God i've been inactive lately! It's not like a sudden wave, it's progressed over time. It started as highschool ended and seems to have progressively destroyed my ability to be optimistic about art and have fun with it.
Lately i've remedied the fun part by just drawing for me, but reality seems content to remind me i'm not a fictional character based on a real one. It seems to be saying, "Hey, you hit 21 and you really can't play kiddy games now."
I changed my major to psychology on a whim out of a mix of desperation and sadness at the slow decline into status quo living.
It isn't even that i haven't felt creative, I just feel a bit hollow and sad. It's like for 20 years you ride a bus towards a destination being hyped and given fanciful description, all the while noting how dull the trip there is and how all you see is desert and tumbleweed.
Then of course, you arrive and you just ask yourself where it all went.
Being an existential person makes the all very offensive to me. Believing in things like human will power and celebrating concepts derived from Alchemy and Shamanism makes this out to be the worst experience of my life to date. I'm considering going back on medications for my temperament. When I got off them (diagnosed bi-polar) i felt liberated and better and happier but now it's just this dull and sedated landscape, ala my bus ride, but worse because i'm stranded standing still in it.
Cadillac Michigan is falling slowly into the dumpster on the money side of things, i'm 21 and live my mother because I can't force myself to care about a job and all I can do is bitch on the internet because it's a black hole for gravity.

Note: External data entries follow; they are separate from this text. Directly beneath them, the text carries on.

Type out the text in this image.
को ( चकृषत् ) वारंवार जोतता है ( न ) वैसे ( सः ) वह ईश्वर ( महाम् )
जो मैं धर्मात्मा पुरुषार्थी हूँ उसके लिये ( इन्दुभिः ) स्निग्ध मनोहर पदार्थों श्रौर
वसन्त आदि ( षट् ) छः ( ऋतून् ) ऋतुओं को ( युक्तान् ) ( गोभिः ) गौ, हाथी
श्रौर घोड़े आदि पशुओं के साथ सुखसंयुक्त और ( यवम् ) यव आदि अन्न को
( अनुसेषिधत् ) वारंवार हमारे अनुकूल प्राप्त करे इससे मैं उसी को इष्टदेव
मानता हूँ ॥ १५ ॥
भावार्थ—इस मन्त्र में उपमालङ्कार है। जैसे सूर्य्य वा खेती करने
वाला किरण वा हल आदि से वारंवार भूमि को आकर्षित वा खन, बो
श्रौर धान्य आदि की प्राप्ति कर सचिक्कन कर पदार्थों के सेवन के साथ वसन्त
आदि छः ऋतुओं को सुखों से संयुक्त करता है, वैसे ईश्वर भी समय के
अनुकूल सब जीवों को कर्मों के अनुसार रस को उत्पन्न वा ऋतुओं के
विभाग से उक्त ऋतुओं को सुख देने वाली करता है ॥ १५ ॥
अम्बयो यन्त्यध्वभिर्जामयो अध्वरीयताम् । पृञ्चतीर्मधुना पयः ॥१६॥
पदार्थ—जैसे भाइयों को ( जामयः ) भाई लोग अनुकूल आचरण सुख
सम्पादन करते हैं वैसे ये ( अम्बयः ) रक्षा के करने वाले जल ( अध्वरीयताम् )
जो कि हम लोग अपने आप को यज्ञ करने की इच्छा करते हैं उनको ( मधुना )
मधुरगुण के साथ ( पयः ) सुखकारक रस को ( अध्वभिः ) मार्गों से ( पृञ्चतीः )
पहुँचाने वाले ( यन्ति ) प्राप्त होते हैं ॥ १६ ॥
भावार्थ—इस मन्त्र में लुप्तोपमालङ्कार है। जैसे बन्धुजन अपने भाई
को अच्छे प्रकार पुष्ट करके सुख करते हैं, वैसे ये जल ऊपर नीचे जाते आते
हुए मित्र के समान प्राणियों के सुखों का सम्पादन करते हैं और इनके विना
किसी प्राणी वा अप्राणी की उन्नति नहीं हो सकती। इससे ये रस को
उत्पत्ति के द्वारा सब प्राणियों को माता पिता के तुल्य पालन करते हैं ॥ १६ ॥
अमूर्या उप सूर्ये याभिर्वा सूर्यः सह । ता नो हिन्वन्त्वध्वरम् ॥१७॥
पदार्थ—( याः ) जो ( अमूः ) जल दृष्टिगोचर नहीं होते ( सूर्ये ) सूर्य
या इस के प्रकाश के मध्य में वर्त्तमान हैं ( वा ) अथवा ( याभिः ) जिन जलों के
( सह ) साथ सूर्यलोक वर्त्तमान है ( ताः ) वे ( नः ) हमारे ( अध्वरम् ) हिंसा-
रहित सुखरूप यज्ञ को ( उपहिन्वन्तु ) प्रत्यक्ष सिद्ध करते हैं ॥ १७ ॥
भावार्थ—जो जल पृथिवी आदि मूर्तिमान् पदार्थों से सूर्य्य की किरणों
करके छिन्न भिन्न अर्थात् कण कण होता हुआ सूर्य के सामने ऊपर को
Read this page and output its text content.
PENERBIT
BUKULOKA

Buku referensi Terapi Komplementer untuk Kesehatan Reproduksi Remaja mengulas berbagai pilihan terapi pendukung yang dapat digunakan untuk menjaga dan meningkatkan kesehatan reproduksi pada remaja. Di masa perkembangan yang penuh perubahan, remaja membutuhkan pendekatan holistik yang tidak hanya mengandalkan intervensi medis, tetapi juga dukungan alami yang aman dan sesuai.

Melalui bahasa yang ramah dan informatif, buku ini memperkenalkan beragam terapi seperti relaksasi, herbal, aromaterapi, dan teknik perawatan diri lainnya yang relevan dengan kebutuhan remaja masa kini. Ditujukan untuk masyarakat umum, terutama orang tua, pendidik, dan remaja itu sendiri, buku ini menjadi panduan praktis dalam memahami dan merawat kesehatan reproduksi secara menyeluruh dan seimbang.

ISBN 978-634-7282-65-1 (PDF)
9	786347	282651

And then the irony that as a deviant for 6 six years and had only a small following of friends and fans, a minute population of people who could help me pull through this will even see this.
And most of them, if seeing it, would repeat the advice i often fail to take from myself:
Get the f**k over it and try again.
Who knows. Maybe I will. I might scan some older sketches to get my brain back in order. I have 3 years of sketchbooks from college I was never up to scanning.